Yay, another random food holiday! And this one is one of my favorites. It’s National Popcorn Day, and I am about to crush some caramel corn up in here.
Caramel corn is so amazing, but I think it’s one of those things that people are a little nervous about making. I know I was before I tried it. I am here to tell you though: Don’t be nervous. It is extremely easy — you don’t need a candy thermometer or any special kitchen tools at all.
This is actually a Paula Deen recipe called Grandma Paul’s caramel corn. It has been my go-to caramel corn recipe for several years now, although I adjusted the baking temperature just a bit. I absolutely love it — it’s perfectly sweet and crunchy, and I always get tons of compliments on it when I make it. In fact, several years ago when I was freelancing, I made up a bunch of batches and sent them to my clients as Christmas gifts.
That’s how good it is.
It does take a bit of time to make, but like I said, it’s really, really easy. The only reason it takes a long time is because it has to bake for a while, and you have to stir it every so often. So don’t panic when you look and see that it takes over an hour to make. Most of that is cooking time, and trust me, it’s well worth the wait.

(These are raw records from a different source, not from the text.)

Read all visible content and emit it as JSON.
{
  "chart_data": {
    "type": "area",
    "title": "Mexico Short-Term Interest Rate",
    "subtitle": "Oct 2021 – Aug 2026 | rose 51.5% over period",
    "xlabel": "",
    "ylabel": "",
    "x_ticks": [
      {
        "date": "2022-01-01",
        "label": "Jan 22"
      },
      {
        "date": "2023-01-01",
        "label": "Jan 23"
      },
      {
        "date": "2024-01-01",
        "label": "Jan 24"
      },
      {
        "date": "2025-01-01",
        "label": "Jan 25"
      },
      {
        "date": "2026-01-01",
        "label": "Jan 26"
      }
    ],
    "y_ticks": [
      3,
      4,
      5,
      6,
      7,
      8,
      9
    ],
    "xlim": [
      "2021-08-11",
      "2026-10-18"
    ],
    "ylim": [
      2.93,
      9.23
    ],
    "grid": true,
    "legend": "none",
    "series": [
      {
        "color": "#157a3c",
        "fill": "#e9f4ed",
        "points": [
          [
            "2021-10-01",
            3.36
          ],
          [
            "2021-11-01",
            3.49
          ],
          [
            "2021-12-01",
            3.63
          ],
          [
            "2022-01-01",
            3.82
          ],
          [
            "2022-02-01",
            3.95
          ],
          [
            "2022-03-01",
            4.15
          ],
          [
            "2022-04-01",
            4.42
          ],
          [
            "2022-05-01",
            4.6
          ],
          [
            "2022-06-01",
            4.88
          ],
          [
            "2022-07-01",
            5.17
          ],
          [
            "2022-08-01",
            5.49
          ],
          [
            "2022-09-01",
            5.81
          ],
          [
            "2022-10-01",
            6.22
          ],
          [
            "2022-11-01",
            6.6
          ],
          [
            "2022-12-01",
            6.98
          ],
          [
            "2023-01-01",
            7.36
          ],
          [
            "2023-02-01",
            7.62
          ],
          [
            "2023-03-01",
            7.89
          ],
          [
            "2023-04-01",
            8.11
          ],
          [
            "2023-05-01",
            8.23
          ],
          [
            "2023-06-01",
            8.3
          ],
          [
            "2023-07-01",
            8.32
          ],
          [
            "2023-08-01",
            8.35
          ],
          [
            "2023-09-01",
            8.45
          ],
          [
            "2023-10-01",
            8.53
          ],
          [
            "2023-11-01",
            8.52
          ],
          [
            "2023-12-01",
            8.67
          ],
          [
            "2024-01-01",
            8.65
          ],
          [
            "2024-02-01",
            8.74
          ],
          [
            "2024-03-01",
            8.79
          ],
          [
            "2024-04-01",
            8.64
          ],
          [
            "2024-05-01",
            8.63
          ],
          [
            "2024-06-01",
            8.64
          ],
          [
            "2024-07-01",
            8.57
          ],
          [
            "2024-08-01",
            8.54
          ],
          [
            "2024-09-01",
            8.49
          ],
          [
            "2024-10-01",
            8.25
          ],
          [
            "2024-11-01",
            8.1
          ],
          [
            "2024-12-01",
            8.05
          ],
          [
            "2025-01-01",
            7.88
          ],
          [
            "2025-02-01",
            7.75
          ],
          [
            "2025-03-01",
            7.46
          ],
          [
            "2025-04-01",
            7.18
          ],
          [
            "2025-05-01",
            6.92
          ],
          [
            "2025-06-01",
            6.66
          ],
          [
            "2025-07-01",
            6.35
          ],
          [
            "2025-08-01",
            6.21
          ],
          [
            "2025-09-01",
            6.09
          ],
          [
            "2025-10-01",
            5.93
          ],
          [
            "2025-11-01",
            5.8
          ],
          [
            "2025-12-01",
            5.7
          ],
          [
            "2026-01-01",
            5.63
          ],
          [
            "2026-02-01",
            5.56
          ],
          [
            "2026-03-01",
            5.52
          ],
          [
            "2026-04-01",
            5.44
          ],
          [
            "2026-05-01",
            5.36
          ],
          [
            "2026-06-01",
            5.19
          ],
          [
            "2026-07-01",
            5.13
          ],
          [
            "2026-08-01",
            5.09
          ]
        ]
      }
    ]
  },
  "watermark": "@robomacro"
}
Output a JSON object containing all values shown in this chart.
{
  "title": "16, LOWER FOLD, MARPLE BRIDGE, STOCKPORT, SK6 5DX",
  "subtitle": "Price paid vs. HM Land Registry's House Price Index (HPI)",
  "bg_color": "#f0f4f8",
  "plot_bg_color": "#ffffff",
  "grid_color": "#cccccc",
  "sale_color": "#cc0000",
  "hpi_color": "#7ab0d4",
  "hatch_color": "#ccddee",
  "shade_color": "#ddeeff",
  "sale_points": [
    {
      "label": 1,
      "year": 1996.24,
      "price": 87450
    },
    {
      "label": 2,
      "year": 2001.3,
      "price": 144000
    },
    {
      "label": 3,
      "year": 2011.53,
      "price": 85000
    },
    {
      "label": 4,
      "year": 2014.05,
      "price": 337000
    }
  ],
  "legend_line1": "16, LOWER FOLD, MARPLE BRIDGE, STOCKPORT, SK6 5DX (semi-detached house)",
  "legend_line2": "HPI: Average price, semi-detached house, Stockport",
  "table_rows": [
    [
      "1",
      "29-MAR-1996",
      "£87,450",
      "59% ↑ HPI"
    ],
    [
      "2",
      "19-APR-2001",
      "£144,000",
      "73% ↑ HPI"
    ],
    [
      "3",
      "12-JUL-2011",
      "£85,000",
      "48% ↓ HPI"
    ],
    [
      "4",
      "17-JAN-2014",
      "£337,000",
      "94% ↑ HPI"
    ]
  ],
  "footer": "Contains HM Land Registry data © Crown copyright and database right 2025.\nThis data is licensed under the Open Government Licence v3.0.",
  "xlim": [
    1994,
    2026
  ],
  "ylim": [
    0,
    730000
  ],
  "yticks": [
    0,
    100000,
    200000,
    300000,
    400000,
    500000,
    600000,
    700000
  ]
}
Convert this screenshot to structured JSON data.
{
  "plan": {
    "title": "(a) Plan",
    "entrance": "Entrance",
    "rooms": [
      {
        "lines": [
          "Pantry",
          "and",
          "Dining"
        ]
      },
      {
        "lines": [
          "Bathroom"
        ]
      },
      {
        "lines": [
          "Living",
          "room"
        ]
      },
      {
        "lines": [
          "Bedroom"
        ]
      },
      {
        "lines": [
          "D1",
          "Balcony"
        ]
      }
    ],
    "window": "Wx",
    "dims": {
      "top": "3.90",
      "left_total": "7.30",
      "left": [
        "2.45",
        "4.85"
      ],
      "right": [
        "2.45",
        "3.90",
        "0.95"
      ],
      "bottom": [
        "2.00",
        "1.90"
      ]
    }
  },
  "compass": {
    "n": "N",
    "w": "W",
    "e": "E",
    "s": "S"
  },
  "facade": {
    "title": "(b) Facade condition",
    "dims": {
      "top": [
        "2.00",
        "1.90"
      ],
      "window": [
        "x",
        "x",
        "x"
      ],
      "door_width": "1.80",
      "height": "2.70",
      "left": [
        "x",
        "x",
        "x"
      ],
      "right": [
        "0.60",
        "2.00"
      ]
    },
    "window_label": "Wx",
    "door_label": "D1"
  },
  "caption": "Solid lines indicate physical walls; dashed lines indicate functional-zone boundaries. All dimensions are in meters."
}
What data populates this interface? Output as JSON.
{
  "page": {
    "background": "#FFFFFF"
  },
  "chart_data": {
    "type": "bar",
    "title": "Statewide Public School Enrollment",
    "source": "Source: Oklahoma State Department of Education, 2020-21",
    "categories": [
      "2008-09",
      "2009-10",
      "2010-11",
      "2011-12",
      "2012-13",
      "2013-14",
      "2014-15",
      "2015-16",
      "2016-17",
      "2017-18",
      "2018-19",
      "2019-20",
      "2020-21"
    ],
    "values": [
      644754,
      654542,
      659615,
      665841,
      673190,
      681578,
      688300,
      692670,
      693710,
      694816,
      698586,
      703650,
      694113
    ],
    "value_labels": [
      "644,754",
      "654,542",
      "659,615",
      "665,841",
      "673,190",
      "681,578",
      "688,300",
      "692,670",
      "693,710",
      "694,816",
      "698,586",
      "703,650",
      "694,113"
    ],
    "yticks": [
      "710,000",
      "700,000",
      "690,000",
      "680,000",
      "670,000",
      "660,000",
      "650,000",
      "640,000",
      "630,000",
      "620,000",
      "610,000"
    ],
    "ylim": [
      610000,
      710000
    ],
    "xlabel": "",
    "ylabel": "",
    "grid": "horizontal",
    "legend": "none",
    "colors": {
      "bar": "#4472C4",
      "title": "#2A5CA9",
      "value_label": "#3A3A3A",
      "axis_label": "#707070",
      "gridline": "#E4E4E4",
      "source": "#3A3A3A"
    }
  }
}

There are two ways to make this recipe: with corn syrup, or without. I’ve always made it with corn syrup, but don’t you know, when I went to make it today, of course I had no corn syrup in my house. So I decided to try to make it without it, and it actually turned out remarkably well — I honestly couldn’t tell the difference. If you decide to forego the corn syrup, just replace it with water.
- 1 cup (2 sticks) butter
- 2 cups packed brown sugar
- 1/2 cup light corn syrup (or 1/2 cup water)
- 1 teaspoon salt (see note)
- 1 tsp baking soda
- 8 cups popped popcorn (see note)
- 1. Preheat oven to 225 degrees F. Spray a large roasting pan with cooking spray and pour in popcorn.
- 2. Over medium heat, melt together butter, brown sugar, corn syrup (or water) and salt (if using -- see note). Bring to a boil and boil for 5 minutes. Remove from heat and stir in baking soda. Be careful, as mixture will foam up quite a bit.
- 3. Pour caramel mixture over popcorn and stir to coat well. Bake for 1 hour, stirring every 20 minutes. Spread on parchment or waxed paper to cool and dry.
- Note: For popcorn, I usually use two bags of microwave popcorn, which is generally rater salty, so I will omit the added salt. If you're using popcorn without added salt, be sure to add in the 1 tsp of salt.